The article that analyzes NIMS to probe for weaknesses and gaps in its framework. The broad issue that the author has noted is that NIMS affords very fixed procedures that attempt to obtain predictable outcomes, but that these compartmented procedures of NIMS will not adapt to chaotic problems, those which are spontaneous and less manageable. NIMS wants to break down parts of problems, as thought there is a mechanistic quality in all problems that can be solved through individual treatments of problem symptoms. Other such issues are in the very context of NIMS, where it is designating uniformity of policies and interoperability in all-hazards, which is meant to serve as effective coordination during large-scale events. This system formats incidents and the approaches toward them as bureaucratic operations, and will not account for the response agencies’ experience at the scene of an incident despite arranging for so many procedures and policies held at a management level. There is no command functions at the principle action level that first responders inevitably face, it is instead a systematic development above that leaves chances to the autonomy of first responders. The NIMS is also not a system that identifies “chaos” as a natural condition of disasters, which can make commanders generally uncomfortable with disaster as they might believe that NIMS should resolve chaos under a competent all-hazards approach. This centralized hierarchical structured thinking can lead to incompatible tactics being used when there is not enough regard for chaotic conditions emergent in the situation. NIMS can take responder’s agency to question the situation away and essentially replaces intent to help with obligation to comply (Renaud).

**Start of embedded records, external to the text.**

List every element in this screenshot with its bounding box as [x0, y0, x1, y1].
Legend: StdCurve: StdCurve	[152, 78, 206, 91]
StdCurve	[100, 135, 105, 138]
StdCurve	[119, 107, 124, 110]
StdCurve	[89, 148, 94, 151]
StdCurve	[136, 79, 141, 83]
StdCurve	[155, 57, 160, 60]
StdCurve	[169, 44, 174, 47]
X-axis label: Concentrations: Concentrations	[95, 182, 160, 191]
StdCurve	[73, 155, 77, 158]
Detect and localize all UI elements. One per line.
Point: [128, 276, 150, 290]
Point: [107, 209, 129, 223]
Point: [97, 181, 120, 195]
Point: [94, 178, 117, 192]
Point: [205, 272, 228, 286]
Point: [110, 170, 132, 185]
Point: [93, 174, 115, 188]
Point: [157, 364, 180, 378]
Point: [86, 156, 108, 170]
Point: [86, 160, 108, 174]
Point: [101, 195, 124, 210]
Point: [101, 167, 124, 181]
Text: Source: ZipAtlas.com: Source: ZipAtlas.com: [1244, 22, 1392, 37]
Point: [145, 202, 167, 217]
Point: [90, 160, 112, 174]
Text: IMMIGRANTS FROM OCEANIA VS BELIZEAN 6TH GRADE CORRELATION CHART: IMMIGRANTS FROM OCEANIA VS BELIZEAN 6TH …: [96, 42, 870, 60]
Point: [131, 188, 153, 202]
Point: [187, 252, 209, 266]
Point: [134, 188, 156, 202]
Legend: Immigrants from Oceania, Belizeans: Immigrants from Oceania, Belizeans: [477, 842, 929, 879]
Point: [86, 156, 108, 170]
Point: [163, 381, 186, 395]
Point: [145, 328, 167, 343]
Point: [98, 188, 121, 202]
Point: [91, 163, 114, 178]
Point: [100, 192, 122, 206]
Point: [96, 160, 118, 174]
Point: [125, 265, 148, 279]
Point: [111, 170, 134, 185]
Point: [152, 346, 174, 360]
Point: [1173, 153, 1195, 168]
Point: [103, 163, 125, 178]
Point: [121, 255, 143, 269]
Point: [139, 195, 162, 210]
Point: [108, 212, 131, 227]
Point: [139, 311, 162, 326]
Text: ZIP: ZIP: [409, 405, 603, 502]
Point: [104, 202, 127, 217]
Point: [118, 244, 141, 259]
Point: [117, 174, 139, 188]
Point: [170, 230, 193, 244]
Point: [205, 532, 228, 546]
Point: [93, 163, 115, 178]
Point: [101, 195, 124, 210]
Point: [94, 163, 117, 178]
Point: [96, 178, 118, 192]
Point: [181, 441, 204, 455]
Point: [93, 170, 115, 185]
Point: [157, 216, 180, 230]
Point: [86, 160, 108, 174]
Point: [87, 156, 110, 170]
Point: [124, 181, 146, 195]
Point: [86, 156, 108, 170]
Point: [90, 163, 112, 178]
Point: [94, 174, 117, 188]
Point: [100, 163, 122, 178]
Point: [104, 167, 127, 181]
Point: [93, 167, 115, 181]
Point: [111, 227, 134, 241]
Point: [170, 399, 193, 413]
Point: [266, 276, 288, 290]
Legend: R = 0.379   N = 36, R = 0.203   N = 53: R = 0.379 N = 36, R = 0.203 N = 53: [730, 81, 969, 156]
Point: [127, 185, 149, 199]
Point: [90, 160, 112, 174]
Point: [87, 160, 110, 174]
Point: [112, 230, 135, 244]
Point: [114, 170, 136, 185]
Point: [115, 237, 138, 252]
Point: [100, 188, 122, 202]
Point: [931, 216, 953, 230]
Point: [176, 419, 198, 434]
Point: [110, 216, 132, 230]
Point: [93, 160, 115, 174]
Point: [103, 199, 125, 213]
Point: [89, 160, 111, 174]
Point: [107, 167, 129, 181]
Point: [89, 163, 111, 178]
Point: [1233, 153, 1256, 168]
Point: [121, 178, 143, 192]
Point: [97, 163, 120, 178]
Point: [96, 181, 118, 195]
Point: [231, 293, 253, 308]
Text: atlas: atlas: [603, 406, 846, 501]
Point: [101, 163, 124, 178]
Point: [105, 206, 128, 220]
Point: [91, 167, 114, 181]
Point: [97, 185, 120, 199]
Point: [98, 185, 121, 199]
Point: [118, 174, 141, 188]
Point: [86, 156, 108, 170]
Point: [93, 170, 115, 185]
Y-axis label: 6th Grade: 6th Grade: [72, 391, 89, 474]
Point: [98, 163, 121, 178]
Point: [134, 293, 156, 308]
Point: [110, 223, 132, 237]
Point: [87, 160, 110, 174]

I believe that I will promote intent through transformative and collaborative leadership. I will be sure to approach leadership early on, because I know that management benefits greatly from any social capital stored up as a leader. I want to make sure that the centralizing elements of NIMS does not lead to confusion in the face of chaos, and therefore want to make accommodations for leadership training that is conducive for members as responders to become congruent with the organization’s goals.

Goffee, R., & Jones, G. (2005). Managing authenticity: the paradox of great leadership. Harvard business review, 83(12), 86–153.

Kapucu, N., & Ustun, Y. (2018). Collaborative crisis management and leadership in the public sector. International Journal of Public Administration, 41(7), 548-561.

Renaud, C. (2012) The Missing Piece of NIMS: Teaching Incident Commanders How to Function in the Edge of Chaos. Homeland Security Affairs. 8(8), 1-16.